Prothonotary Warbler

Prothonotary Warbler

Thursday, 19 March 2015

Green Heron....2015 Bird of the Year

I got my latest issue of Birding magazine in the mail earlier this week, the colourful and informative publication every member of the American Birding Association receives several times a year. Over the last few years, ABA has identified a particular species as the Bird of the Year.

For 2015, it is the Green Heron!

The Green Heron is one of my favourite species. It isn't large and showy like other members of the heron group is. In fact it is about the smallest of the ones here in North America. I find them very furtive, with such an intense, piercing look to its face. They seem almost neckless, until they dart out after a small fish or frog. I love hearing their distinctive 'call', a fairly quiet and slightly descending throaty 'kowwww', rather than the raucous croaks and kraaks of its much larger relatives. And as common and widespread as they are, they are surprisingly hard to find sometimes, especially when one is doing a big day and that box beside its name on the list sits unchecked at the end of the day. Yet at other times, they just pop into view and seem quite tolerant of people.


From a distance, depending on the light, they may look almost totally dark. But when seen up close, they are surprisingly colourful. The yellow on the facial area, the chestnut brown upper body, the dark green rest of the upper body, and the light and striped or fairly solid chestnut, depending on age, underside are an attractive combination.

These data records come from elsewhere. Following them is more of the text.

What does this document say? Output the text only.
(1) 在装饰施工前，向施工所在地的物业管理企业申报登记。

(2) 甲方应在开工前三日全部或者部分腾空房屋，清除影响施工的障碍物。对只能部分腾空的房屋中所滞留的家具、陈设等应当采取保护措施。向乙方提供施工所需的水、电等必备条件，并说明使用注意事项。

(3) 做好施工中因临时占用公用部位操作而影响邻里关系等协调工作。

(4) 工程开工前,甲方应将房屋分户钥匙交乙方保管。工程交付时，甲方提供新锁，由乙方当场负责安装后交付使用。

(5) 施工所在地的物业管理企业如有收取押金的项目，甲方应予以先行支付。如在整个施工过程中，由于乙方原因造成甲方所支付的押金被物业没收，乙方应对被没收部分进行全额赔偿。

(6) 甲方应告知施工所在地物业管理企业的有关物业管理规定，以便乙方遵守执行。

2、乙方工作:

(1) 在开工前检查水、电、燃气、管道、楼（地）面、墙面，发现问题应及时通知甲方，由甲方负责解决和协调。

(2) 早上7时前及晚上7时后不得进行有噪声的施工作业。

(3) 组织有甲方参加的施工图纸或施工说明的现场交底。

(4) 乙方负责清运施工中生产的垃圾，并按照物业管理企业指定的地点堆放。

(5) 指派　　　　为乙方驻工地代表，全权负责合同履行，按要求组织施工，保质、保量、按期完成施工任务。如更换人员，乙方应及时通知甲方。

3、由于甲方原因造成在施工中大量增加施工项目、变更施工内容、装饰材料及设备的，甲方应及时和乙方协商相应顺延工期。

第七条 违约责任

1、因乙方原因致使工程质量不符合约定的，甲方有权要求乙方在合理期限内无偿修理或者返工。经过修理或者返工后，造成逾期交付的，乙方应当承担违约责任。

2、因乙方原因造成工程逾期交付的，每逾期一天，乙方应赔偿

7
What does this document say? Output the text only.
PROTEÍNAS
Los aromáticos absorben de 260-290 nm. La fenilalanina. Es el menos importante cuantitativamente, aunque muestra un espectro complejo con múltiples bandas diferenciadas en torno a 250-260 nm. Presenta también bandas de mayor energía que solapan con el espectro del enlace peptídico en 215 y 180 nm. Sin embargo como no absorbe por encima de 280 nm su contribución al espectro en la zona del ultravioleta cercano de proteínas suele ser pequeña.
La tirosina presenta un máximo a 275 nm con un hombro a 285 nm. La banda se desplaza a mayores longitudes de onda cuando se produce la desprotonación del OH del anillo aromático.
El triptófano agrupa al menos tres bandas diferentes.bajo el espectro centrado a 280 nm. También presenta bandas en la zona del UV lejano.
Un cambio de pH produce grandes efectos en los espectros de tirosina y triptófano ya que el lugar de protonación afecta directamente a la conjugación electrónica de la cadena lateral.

Many heron species nest in colonies, but Green Herons seldom do, and even then they would be very few in number. They nest in a variety of situations, but almost always quite close to water. They prefer shrubbery, and have even been known to nest in a cedar hedge close to a cottage! I've found the occasional nest, and was first able to get some photos of them in action back in June of 1976, at Rondeau. This next photo is the result of that experience, as the nest was built at about eye level in a large buttonbush, a common shrub of a high quality wetland.

It is a scanned photo, obviously, and doesn't reflect the true colours and details as well as it might. Also, the nest was in fairly bright, mid-day sunlight so the light conditions were a little harsher than ideal. Lots of direct sunlight during June can be hard on the newly hatched birds, so this adult was standing over the chicks covering them to protect them from the intense sunlight and heat generated from it.

So hats off to the ABA 2015 Bird of the Year!